It’s not often that you hear a grown man known for scarfing down Skittles talk about how much he has grown up, but that is exactly what Marshawn Lynch credits with improving his game this season. With one game still remaining, Lynch has already established career highs in rushing yards and touchdowns and has the highest yard-per-carry average of his career. Plenty of that has had to do with the growth of the offensive line in front of him, as well as the blocking of fullback Michael Robinson, who was named a Pro Bowl alternate, but Lynch also said he has become a harder worker and better student of the game this season.
“I feel I became a pro this year<" he said. "In the studying, the taking care of my body, doing the little things that I could have gotten away with when I was younger, like not stretching, just going out there.

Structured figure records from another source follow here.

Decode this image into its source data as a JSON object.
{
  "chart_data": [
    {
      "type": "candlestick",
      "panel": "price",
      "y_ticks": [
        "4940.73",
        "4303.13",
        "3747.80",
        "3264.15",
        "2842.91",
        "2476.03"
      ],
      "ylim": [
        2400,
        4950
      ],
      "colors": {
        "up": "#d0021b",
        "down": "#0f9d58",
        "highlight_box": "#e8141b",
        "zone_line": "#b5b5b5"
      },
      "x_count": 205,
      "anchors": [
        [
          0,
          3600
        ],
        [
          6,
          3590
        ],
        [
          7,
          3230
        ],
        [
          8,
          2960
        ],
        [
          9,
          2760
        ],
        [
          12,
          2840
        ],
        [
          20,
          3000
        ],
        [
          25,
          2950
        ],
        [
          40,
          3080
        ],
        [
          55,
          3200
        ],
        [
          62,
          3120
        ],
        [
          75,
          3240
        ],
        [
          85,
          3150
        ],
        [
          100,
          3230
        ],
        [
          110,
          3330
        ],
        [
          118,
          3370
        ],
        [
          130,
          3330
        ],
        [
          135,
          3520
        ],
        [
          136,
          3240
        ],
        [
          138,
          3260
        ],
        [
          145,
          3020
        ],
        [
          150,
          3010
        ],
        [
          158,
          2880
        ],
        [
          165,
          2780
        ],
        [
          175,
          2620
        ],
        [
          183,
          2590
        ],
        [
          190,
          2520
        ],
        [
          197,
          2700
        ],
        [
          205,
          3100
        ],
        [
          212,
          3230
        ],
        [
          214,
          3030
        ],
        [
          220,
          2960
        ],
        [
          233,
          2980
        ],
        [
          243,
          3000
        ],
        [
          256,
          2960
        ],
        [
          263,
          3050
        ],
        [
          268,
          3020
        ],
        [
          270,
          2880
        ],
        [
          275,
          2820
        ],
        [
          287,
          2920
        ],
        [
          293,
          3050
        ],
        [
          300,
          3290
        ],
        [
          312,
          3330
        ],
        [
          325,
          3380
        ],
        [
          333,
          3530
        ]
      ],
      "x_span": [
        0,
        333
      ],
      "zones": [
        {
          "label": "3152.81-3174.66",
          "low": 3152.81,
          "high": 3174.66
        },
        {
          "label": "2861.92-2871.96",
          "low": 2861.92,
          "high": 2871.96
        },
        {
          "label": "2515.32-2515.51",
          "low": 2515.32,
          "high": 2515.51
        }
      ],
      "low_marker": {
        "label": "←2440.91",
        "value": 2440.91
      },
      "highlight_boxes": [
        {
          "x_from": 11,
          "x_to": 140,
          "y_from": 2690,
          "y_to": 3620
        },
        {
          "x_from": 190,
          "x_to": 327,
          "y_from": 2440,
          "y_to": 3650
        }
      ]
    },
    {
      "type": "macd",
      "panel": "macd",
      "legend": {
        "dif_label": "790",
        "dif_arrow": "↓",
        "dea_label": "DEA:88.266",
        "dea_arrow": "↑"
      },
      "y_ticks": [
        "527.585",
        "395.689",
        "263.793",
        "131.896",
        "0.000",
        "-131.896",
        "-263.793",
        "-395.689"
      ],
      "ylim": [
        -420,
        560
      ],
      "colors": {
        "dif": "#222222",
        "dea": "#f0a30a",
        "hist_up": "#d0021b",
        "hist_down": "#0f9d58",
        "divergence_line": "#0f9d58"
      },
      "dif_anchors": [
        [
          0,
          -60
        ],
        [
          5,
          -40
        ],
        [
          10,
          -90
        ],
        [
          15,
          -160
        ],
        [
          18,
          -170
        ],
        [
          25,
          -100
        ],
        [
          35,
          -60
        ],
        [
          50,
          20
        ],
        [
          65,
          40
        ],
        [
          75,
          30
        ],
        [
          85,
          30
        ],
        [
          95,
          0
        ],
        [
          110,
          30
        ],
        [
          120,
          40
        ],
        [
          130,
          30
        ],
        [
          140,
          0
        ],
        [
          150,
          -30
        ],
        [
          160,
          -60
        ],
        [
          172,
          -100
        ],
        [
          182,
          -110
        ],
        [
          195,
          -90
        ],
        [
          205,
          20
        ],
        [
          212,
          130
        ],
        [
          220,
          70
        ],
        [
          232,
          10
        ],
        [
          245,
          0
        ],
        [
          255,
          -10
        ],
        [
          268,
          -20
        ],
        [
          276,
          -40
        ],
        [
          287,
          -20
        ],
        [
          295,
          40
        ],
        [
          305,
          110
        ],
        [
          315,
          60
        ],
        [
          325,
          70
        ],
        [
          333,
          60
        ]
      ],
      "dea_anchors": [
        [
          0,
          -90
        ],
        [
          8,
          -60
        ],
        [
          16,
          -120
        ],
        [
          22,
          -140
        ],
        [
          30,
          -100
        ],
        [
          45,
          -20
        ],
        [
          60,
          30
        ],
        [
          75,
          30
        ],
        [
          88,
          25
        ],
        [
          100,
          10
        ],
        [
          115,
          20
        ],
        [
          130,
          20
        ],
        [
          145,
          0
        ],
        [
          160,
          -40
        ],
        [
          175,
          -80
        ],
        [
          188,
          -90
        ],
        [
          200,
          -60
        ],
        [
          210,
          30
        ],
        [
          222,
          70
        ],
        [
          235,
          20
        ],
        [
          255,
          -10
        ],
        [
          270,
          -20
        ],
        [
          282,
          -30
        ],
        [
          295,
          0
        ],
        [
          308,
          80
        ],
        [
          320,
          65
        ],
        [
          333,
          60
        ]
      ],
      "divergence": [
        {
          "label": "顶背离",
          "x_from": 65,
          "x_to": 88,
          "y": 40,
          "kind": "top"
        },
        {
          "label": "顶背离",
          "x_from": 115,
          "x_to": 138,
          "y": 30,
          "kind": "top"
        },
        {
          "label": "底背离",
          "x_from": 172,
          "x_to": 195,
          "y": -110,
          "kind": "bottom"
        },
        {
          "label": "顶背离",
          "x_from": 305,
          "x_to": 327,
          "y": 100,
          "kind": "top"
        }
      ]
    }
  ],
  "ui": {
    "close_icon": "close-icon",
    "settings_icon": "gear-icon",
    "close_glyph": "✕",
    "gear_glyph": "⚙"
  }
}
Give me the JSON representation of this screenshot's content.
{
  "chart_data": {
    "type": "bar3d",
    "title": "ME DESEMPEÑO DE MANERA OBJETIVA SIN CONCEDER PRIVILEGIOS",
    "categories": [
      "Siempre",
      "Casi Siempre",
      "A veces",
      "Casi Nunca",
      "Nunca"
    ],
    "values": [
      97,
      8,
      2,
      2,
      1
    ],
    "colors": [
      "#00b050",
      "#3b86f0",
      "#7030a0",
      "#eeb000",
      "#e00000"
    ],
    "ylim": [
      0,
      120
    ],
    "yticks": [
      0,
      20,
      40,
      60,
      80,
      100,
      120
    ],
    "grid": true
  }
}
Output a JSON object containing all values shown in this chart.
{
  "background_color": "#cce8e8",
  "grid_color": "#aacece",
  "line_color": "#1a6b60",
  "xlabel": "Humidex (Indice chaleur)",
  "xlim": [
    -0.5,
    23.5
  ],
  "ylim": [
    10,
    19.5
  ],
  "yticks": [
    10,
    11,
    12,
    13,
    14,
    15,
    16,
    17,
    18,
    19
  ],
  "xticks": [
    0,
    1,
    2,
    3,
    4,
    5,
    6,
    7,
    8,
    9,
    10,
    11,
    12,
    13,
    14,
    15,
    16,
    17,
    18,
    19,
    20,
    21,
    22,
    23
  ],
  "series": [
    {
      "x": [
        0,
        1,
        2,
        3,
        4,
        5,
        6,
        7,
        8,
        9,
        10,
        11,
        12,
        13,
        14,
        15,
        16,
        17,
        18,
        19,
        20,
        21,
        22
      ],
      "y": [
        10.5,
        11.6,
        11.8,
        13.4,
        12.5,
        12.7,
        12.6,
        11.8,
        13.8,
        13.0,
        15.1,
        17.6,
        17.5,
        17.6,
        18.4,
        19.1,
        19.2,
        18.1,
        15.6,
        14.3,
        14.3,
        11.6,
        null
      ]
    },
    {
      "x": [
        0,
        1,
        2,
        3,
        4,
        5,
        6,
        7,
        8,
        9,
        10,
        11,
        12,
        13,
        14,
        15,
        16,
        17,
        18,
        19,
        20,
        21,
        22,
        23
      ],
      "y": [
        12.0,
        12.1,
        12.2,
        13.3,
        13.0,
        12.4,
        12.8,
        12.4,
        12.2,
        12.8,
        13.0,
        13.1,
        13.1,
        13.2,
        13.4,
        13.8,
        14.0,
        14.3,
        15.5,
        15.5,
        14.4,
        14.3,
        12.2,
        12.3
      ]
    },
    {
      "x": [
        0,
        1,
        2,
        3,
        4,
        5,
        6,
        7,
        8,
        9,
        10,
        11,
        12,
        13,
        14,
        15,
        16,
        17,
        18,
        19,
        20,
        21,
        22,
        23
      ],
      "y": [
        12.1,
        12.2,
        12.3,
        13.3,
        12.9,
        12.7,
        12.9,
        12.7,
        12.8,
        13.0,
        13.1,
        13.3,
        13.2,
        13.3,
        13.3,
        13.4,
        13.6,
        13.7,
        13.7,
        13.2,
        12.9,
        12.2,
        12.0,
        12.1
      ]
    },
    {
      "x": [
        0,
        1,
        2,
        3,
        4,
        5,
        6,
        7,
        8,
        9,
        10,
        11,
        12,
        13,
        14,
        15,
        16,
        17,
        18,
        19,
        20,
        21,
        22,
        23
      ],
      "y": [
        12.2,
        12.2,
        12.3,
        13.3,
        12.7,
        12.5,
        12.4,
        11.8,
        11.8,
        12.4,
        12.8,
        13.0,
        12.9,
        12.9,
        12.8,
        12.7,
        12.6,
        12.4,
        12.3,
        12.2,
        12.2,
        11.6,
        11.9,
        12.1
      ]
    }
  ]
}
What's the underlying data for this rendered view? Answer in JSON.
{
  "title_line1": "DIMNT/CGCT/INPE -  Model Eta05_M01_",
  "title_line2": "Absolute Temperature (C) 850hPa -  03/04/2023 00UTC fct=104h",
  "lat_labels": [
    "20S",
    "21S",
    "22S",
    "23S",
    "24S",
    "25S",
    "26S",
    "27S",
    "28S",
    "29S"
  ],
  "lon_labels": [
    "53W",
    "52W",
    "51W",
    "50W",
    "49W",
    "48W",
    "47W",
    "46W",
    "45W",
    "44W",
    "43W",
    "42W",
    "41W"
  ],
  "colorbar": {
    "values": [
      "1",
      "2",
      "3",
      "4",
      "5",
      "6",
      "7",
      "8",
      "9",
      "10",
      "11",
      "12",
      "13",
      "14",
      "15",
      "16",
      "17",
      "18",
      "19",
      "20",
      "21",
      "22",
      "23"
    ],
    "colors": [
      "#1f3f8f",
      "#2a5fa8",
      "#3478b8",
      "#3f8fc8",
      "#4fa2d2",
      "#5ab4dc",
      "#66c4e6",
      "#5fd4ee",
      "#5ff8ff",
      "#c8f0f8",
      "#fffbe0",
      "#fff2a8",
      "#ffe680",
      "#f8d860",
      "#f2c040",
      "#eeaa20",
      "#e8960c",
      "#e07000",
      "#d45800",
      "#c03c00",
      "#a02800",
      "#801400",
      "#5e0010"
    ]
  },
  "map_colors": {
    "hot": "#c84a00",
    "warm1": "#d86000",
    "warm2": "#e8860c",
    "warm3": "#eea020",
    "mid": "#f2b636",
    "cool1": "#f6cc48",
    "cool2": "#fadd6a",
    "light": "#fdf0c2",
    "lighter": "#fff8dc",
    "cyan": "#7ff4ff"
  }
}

Lynch said watching the way Leon Washington prepares for games and takes care of his body has been a big help, as has studying the game with Robinson and Justin Forsett.
“A lot of the things I have learned, I have learned from those guys in that room,” he said.
Assistant head coach and offensive line coach Tom Cable has noticed Lynch’s dedication this year as well. One of the big reasons for the improved run game, Cable said, was Lynch’s willingness to go to the coaches and ask how he could better fit a new system.
“He came to me a few weeks back and said, ‘Help me do what the other backs have done in this thing,’” Cable said. “And we made a deal. You have to do it the way I ask you to do it, and he’s done it. A lot of credit goes to him because he was able to maybe push his ego or push his own beliefs, to some extent, aside and embrace something new. Because this is a system that asks a back to do things a certain way, and once you get in and through the line of scrimmage, then do your thing, you can do all the craziness you want then, but you’ve got to do it this way from A to B, and he bought into A to B.”